Смотрел Туранов твердо, со слабым прищуром – но не тепло и не зло, а с искоркой самолюбования. У него приятная, хоть и безмерно самонадеянная улыбка. Вообще, Туранов был нарцисс – и поразившая Немесова наглость и манерность проистекали отсюда.
Он следил за собой – всегда превосходно одет, причесан, побрит. На ступнях мерцали дорогие итальянские туфли; сшитый на заказ черный костюм – тоже с Апеннин; алый платочек в нагрудном кармашке – как самодовольно высунутый язык. Туранов любил золото и тяжесть, поэтому перстень с рубином у него с грецкий орех, а швейцарские часы – с пятидесятикилограммовую гирю. Обручальное кольцо слилось с пальцем. Верхнюю пуговицу черной рубашки он не застегивал – но сейчас пришлось, из-за гадины-галстука.
Собственный облик придал Туранову уверенности. Он подмигнул себе – уложит этого москвича как нечего делать.
Туранов вальяжным движением кисти указал на награды. У него сформировался новый план действий.
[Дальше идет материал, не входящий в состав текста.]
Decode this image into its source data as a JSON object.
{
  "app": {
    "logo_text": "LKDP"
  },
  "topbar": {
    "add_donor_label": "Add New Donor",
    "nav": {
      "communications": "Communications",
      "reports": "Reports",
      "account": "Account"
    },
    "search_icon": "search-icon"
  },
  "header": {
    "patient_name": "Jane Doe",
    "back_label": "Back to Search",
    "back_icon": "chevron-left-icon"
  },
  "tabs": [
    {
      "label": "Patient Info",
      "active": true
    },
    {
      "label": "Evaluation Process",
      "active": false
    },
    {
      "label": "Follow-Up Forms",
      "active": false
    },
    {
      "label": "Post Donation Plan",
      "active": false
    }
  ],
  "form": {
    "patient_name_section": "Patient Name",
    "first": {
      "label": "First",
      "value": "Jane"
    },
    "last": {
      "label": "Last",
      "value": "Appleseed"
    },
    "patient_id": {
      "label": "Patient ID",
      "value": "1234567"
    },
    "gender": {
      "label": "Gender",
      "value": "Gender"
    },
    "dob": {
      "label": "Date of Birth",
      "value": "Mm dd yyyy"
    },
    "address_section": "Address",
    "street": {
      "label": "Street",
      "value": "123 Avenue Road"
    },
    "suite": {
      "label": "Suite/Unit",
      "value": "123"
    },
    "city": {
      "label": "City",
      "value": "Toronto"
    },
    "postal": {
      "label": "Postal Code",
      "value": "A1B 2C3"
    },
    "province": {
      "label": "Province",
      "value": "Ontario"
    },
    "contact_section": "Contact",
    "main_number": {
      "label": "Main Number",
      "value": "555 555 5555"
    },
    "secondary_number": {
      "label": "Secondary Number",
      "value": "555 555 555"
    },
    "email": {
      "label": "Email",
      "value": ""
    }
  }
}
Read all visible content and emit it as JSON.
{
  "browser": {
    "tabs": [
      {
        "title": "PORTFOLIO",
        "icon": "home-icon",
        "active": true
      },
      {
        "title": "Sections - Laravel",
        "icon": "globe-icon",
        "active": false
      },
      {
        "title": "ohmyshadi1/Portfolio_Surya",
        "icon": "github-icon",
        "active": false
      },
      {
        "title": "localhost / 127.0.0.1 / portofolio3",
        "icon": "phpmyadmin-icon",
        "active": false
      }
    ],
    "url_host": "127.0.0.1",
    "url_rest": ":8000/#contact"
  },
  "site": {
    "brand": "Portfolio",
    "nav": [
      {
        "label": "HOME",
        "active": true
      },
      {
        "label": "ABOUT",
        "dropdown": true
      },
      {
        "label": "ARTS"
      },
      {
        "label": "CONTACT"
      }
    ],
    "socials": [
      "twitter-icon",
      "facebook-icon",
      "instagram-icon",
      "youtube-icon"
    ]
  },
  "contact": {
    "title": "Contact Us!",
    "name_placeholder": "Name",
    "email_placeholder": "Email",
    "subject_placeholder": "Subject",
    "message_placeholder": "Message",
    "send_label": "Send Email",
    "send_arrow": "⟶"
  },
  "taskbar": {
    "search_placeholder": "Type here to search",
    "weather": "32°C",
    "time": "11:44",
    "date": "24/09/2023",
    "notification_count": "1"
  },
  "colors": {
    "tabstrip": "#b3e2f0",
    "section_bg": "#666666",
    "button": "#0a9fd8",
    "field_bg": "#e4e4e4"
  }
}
– Не хочу хвалиться, Петр Степанович, но факт есть факт: сцена принадлежала мне. Наставники звали меня сибирским самородком… Говорили, что я как Ломоносов – гений, но в музыке. Мне прочили славу в столицах и дальше – в Италии. Но не сложилось… Виктория, прошу вас, не пугайтесь.
Туранов снял пиджак и осторожно – до локтя – закатал правый рукав. Дальше было нельзя: по плечу шли татуировки, а он не хотел ими светить и отвечать на неприятные вопросы.
На свет предстало его покрытое многочисленными шрамами предплечье. Руку Туранова, будто мокрую тряпку, перекрутили с десяток раз. Выжали влагу – а потом развернули и кое-как собрали.
Зрелище глубоко задело Викторию: физические недостатки и травмы всегда были в числе ее наихудших кошмаров. Возможно, именно поэтому вид калек ее будоражил. Последнее время она часто гуглила их в тайне от мужа…
Виктория побледнела, ее перекрещенная поза порушилась. Она уселась прямо, как школьница, учащенно задышала. А вот Немесов даже бровью не повел. Такие моменты его, наоборот, раздражали – но дипломатическая выучка все скрывала.